Understanding Hyper-V Host Networking Requirements
In this article we will explain the basic Hyper-V host networking requirements. This isn’t necessarily a post on “How many NICs do I need in a Hyper-V host?”. Instead, this article will discuss what communications are performed by Hyper-V and identifying the need for isolating those protocols or functions to have a stable cloud. Understanding these needs is a critical step in designing Hyper-V hosts, particularly those that will take advantage of new features in Windows Server 2012 (WS2012) or Windows Server 2012 R2 (WS2012R2).

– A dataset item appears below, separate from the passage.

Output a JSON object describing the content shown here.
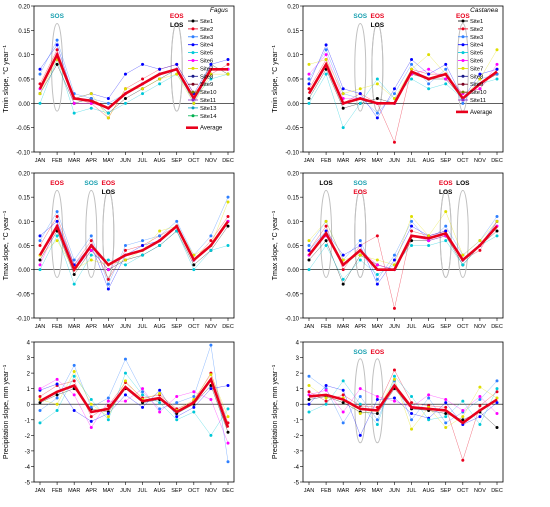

Basic Hyper-V Host Network Requirements and Designs
Network design for Hyper-V hosts was much simpler before the release of WS2012 because we did not have many options. The decision making process simply came down to:
- Will my hosts be clustered?
- Will I use NIC teaming?
- Do I need a dedicated backup network?
- Is the storage connected by iSCSI?
- If I am using WS2012, do I want a Live Migration network on non-clustered hosts?
In essence, there were two designs with minor variations depending on the answers to those questions. Those two designs are standalone (or non-clustered) hosts or clustered hosts.
Requirements of a Standalone Host
In this simple design there must be two networks:
- Management: This network is use to remotely manage Management OS (sometimes referred to as the host OS) of the host. Remote desktop, monitoring, backup, and Hyper-V management traffic all pass through this network by default.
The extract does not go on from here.